In recent months I have seen many responses to the model thin body. There are documentaries coming out and seeking funding that celebrate the female form, whatever shape that form has taken. There are rebuttals to perfection in blogs, rants on Twitter and even infomercials on the beauty of “regular” women.

The director/producer of the documentary on women’s bodies, seeking funding, went out on the streets and queried over 100 women in all shapes and sizes and when asked how they would describe their bodies the most common response was, “disgusting.”

This makes me very sad.

My body is flawed, much of it my own doing or not doing. I have scars, stretch marks, cellulite, wrinkles and sagging in new places every day. I have hated various parts of my body but that didn’t make things any easier. I have loved parts of my body to firmness and thinness, but that was fleeting when my love of Christmas cookies trumped my affection for thin thighs.

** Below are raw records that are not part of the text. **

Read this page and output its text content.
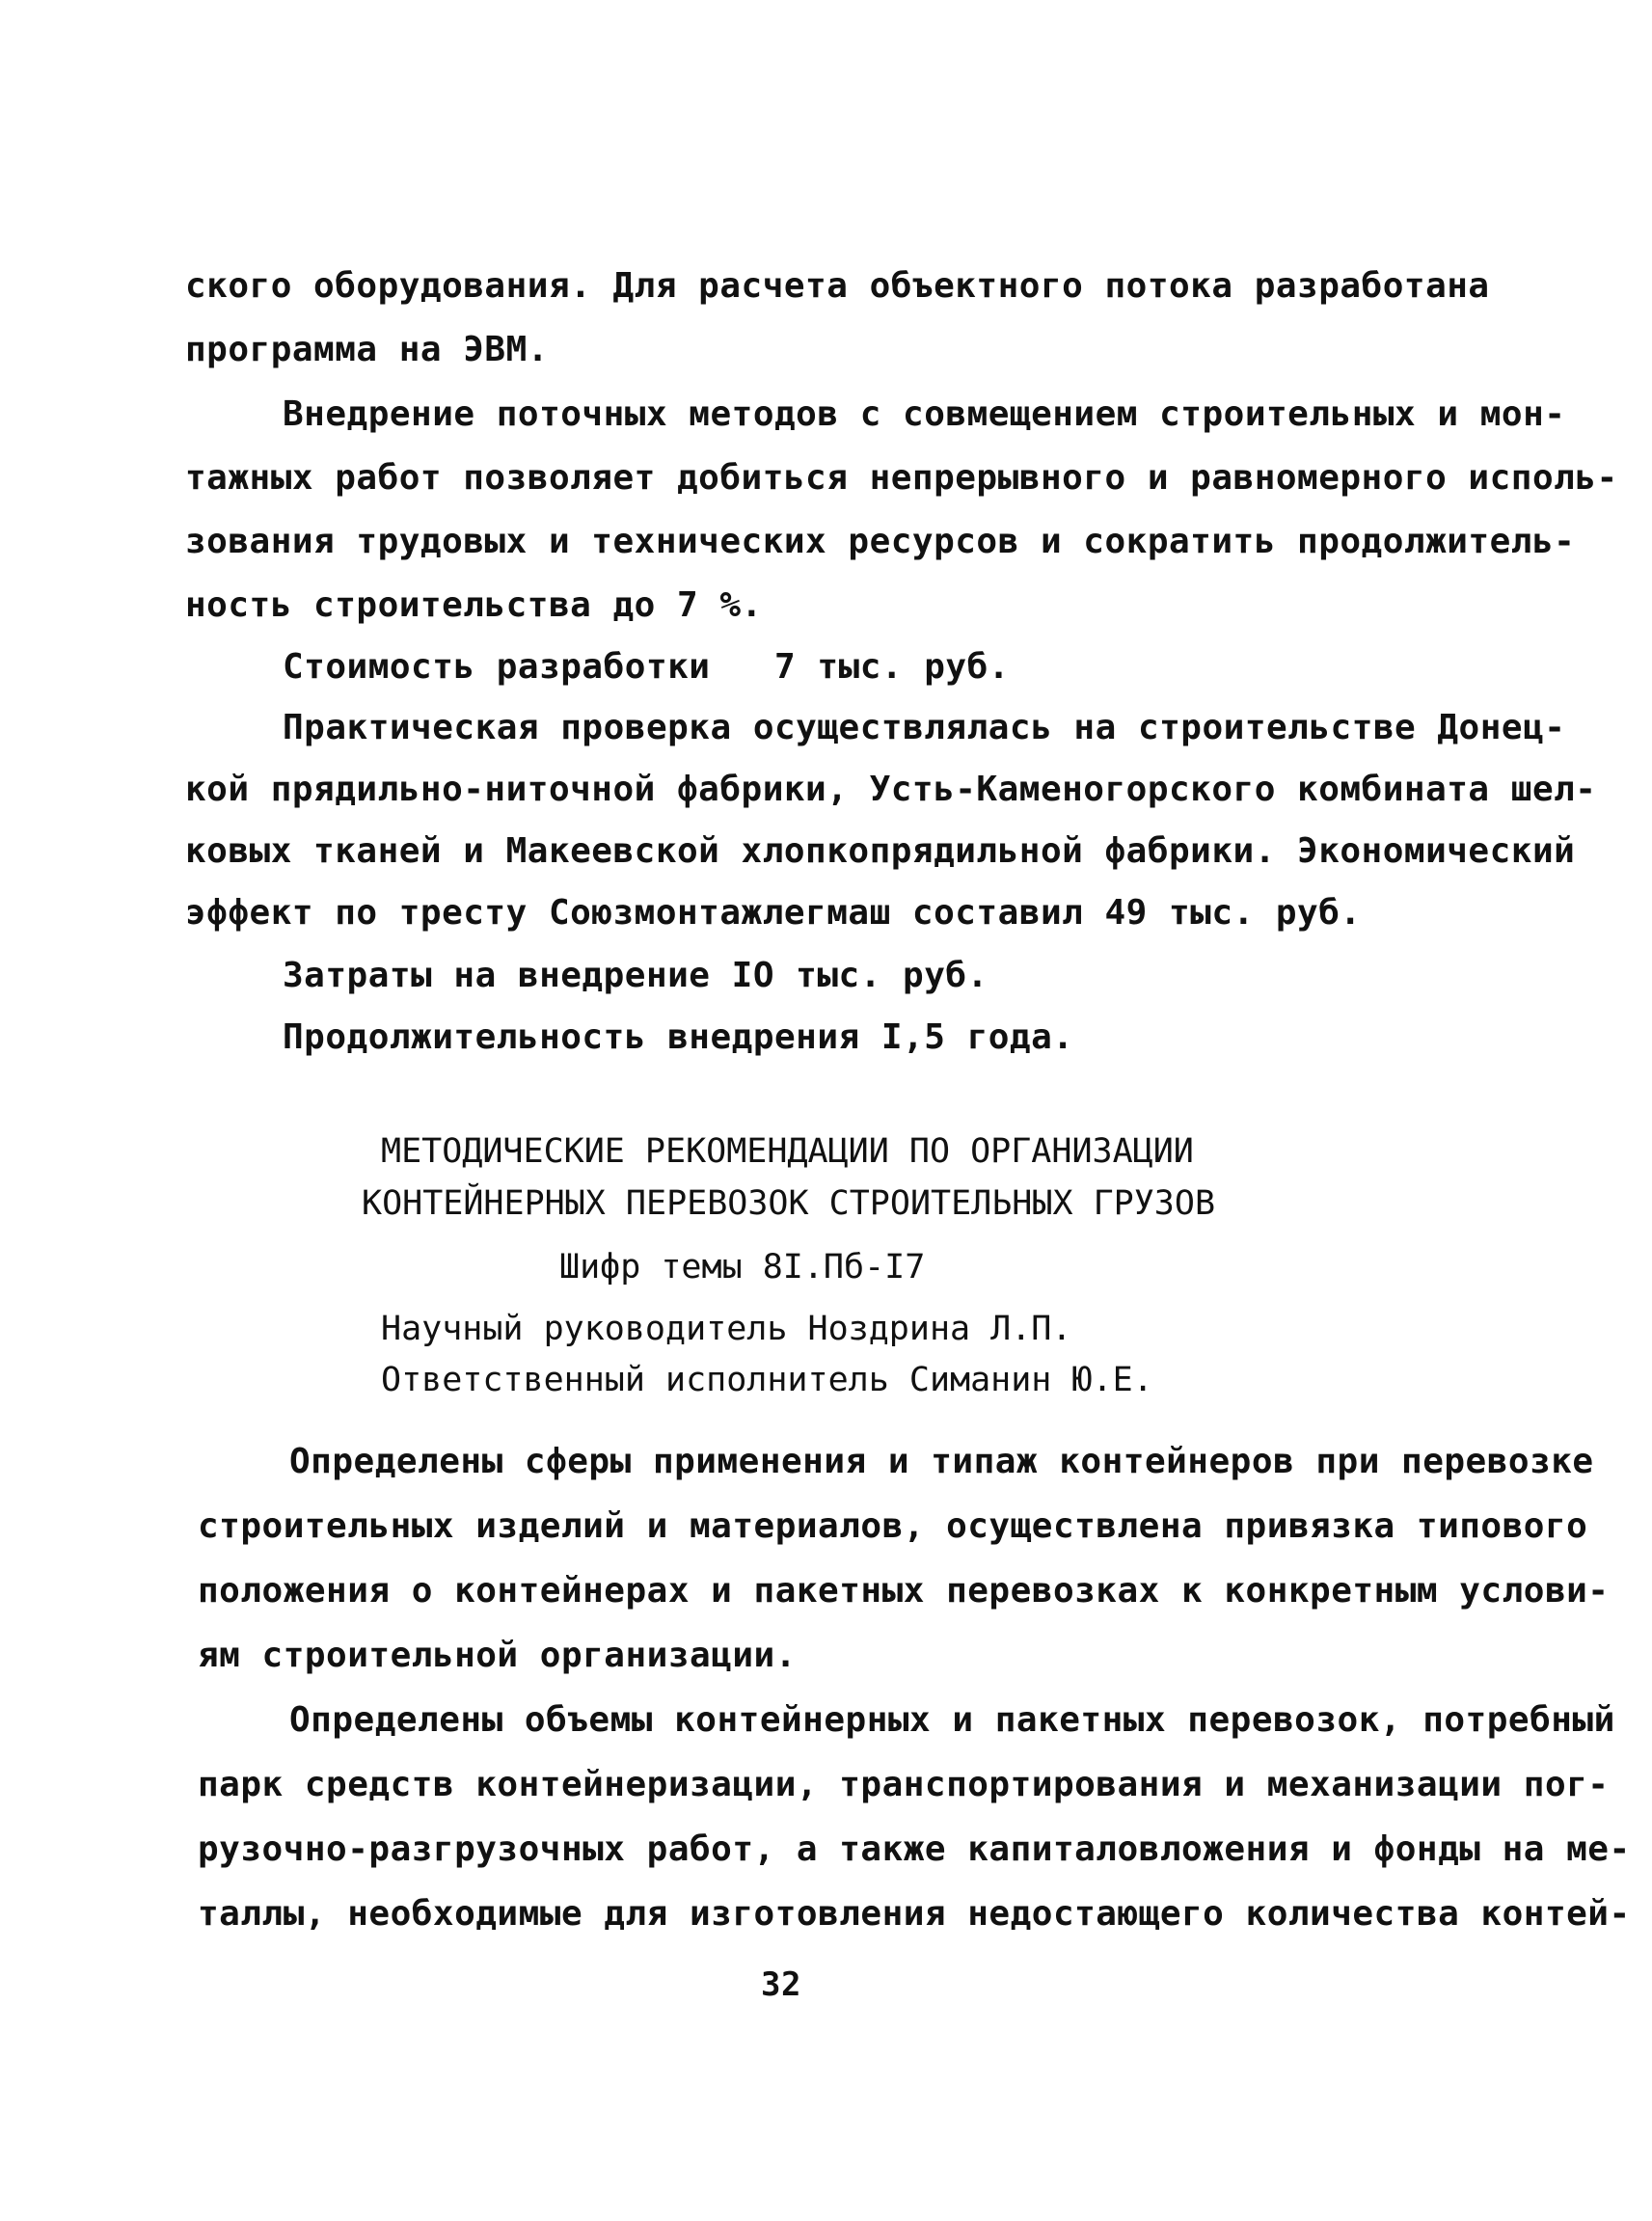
ского оборудования. Для расчета объектного потока разработана
программа на ЭВМ.
Внедрение поточных методов с совмещением строительных и мон-
тажных работ позволяет добиться непрерывного и равномерного исполь-
зования трудовых и технических ресурсов и сократить продолжитель-
ность строительства до 7 %.
Стоимость разработки   7 тыс. руб.
Практическая проверка осуществлялась на строительстве Донец-
кой прядильно-ниточной фабрики, Усть-Каменогорского комбината шел-
ковых тканей и Макеевской хлопкопрядильной фабрики. Экономический
эффект по тресту Союзмонтажлегмаш составил 49 тыс. руб.
Затраты на внедрение IO тыс. руб.
Продолжительность внедрения I,5 года.
МЕТОДИЧЕСКИЕ РЕКОМЕНДАЦИИ ПО ОРГАНИЗАЦИИ
КОНТЕЙНЕРНЫХ ПЕРЕВОЗОК СТРОИТЕЛЬНЫХ ГРУЗОВ
Шифр темы 8I.Пб-I7
Научный руководитель Ноздрина Л.П.
Ответственный исполнитель Симанин Ю.Е.
Определены сферы применения и типаж контейнеров при перевозке
строительных изделий и материалов, осуществлена привязка типового
положения о контейнерах и пакетных перевозках к конкретным услови-
ям строительной организации.
Определены объемы контейнерных и пакетных перевозок, потребный
парк средств контейнеризации, транспортирования и механизации пог-
рузочно-разгрузочных работ, а также капиталовложения и фонды на ме-
таллы, необходимые для изготовления недостающего количества контей-
32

In part I think my argument with my body is not the shape so much as the knowledge that I am not doing all I could to improve my shape. I eat chocolate, drink wine and don’t move nearly as much as I plan. But still I have to reconcile myself with this physical form that houses the me that thinks, talks and sees things uniquely. So much emphasis is placed on being different, why has none of that been applied to the female form?

Now I find myself in a place of the compassionate observer, mostly.  There is still much I’d like to change about this meat suit gifted to me, but maybe I’m not supposed to. Perhaps this body, just like this, is here to teach me and others something. What if this body is the vehicle that will take me to the super-consciousness highway and where along the way I can pick up a few hitchhikers?

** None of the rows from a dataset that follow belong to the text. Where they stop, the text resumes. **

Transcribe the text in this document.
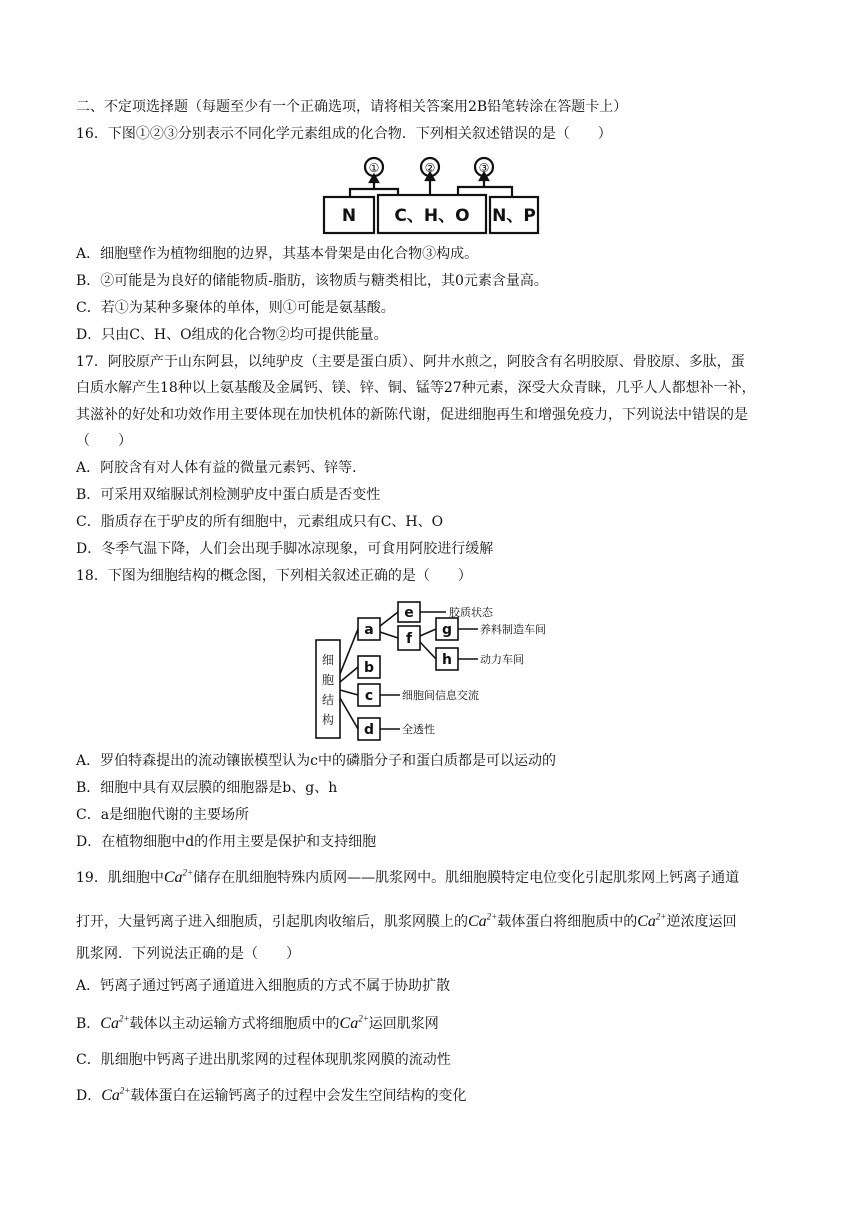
二、不定项选择题（每题至少有一个正确选项，请将相关答案用2B铅笔转涂在答题卡上）
16．下图①②③分别表示不同化学元素组成的化合物．下列相关叙述错误的是（　　）
①	②	③
N C、H、O N、P
A．细胞壁作为植物细胞的边界，其基本骨架是由化合物③构成。
B．②可能是为良好的储能物质-脂肪，该物质与糖类相比，其0元素含量高。
C．若①为某种多聚体的单体，则①可能是氨基酸。
D．只由C、H、O组成的化合物②均可提供能量。
17．阿胶原产于山东阿县，以纯驴皮（主要是蛋白质）、阿井水煎之，阿胶含有名明胶原、骨胶原、多肽，蛋
白质水解产生18种以上氨基酸及金属钙、镁、锌、铜、锰等27种元素，深受大众青睐，几乎人人都想补一补，
其滋补的好处和功效作用主要体现在加快机体的新陈代谢，促进细胞再生和增强免疫力，下列说法中错误的是
（　　）
A．阿胶含有对人体有益的微量元素钙、锌等．
B．可采用双缩脲试剂检测驴皮中蛋白质是否变性
C．脂质存在于驴皮的所有细胞中，元素组成只有C、H、O
D．冬季气温下降，人们会出现手脚冰凉现象，可食用阿胶进行缓解
18．下图为细胞结构的概念图，下列相关叙述正确的是（　　）
细
胞
结
构
a
b
c
d
e
f
g
h
胶质状态
养料制造车间
动力车间
细胞间信息交流
全透性
A．罗伯特森提出的流动镶嵌模型认为c中的磷脂分子和蛋白质都是可以运动的
B．细胞中具有双层膜的细胞器是b、g、h
C．a是细胞代谢的主要场所
D．在植物细胞中d的作用主要是保护和支持细胞
19．肌细胞中$Ca^{2+}$储存在肌细胞特殊内质网——肌浆网中。肌细胞膜特定电位变化引起肌浆网上钙离子通道
打开，大量钙离子进入细胞质，引起肌肉收缩后，肌浆网膜上的$Ca^{2+}$载体蛋白将细胞质中的$Ca^{2+}$逆浓度运回
肌浆网．下列说法正确的是（　　）
A．钙离子通过钙离子通道进入细胞质的方式不属于协助扩散
B．$Ca^{2+}$载体以主动运输方式将细胞质中的$Ca^{2+}$运回肌浆网
C．肌细胞中钙离子进出肌浆网的过程体现肌浆网膜的流动性
D．$Ca^{2+}$载体蛋白在运输钙离子的过程中会发生空间结构的变化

If I am truly God in disguise, then perhaps it is my mission to love the wrapping, love the cover of the book so that it can be opened and what’s inside can be read.

You are God in disguise or Divine consciousness in disguise or the Universe made manifest, or a dog in human clothing. I don’t care how you choose to look at it, what words you use, what belief system you have, you must just know that you are perfect and a reflection of divinity.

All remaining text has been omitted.